The following challenges and areas of improvement were identified:

  • Operationalization of National Working Group: During the analysis of stakeholders for the implementation of COP26 commitments, a National Working Group on Climate Change and Health was set up for the occasion. It had been requested that the Ministers in charge of health and the environment issue a joint decree to formalize and make this group operational, but this decree has not been signed until now, which has impacted the mobilization of certain services. 

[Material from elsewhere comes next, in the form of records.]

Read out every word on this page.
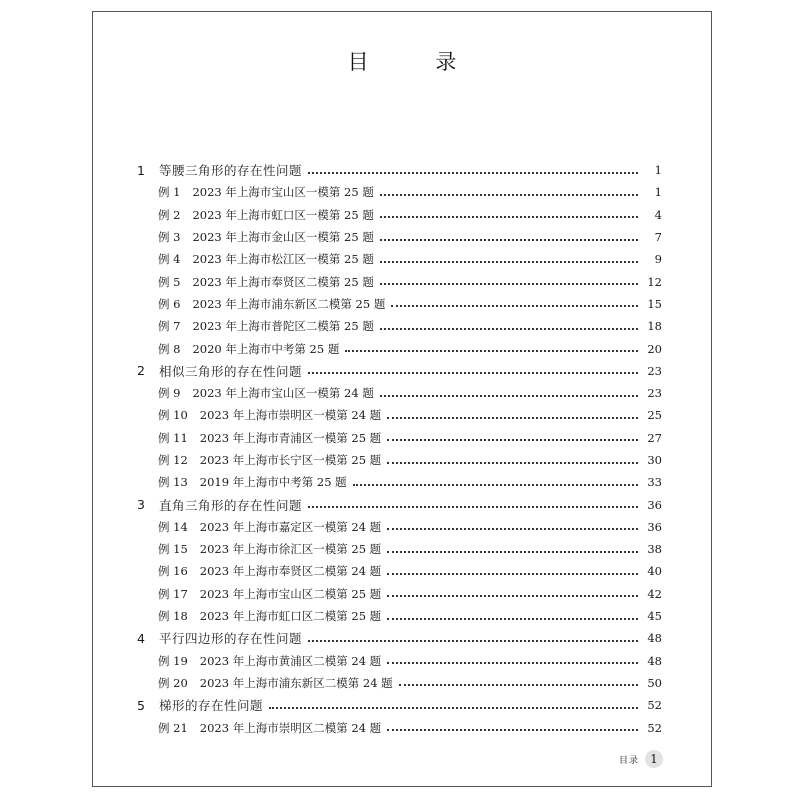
目 录
1	等腰三角形的存在性问题	1
例 1 2023 年上海市宝山区一模第 25 题	1
例 2 2023 年上海市虹口区一模第 25 题	4
例 3 2023 年上海市金山区一模第 25 题	7
例 4 2023 年上海市松江区一模第 25 题	9
例 5 2023 年上海市奉贤区二模第 25 题	12
例 6 2023 年上海市浦东新区二模第 25 题	15
例 7 2023 年上海市普陀区二模第 25 题	18
例 8 2020 年上海市中考第 25 题	20
2	相似三角形的存在性问题	23
例 9 2023 年上海市宝山区一模第 24 题	23
例 10 2023 年上海市崇明区一模第 24 题	25
例 11 2023 年上海市青浦区一模第 25 题	27
例 12 2023 年上海市长宁区一模第 25 题	30
例 13 2019 年上海市中考第 25 题	33
3	直角三角形的存在性问题	36
例 14 2023 年上海市嘉定区一模第 24 题	36
例 15 2023 年上海市徐汇区一模第 25 题	38
例 16 2023 年上海市奉贤区二模第 24 题	40
例 17 2023 年上海市宝山区二模第 25 题	42
例 18 2023 年上海市虹口区二模第 25 题	45
4	平行四边形的存在性问题	48
例 19 2023 年上海市黄浦区二模第 24 题	48
例 20 2023 年上海市浦东新区二模第 24 题	50
5	梯形的存在性问题	52
例 21 2023 年上海市崇明区二模第 24 题	52
目录 1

  • Increased mobilization of funds: The funds that were mobilized to carry out this evaluation were insufficient, which led to very prolonged interruptions of consultation contracts, the failure to take into account health centers and certain aspects in the evaluation, but also delays in the implementation of activities. To avoid this type of situation, a substantial and sufficient mobilization of funds would be needed from the start, to take these aspects into account. 
  • Health facilities involvement: In this evaluation, the health facilities that were evaluated were not involved in the definition/proposal of GHG mitigation action options due to limited resources. This is why, in view of the role that health facilities must play in the implementation of GHG mitigation actions, it would be even better if the staff of these health facilities were more involved in defining and prioritizing GHG mitigation action options. 
  • Scope of the assessment: One of the limitations of this evaluation is that it does not take into account emissions from health centers, technical services, or the MSHP office. It would have been better if the assessments of GHG emissions were extended beyond health centers to technical services and the MSHP office.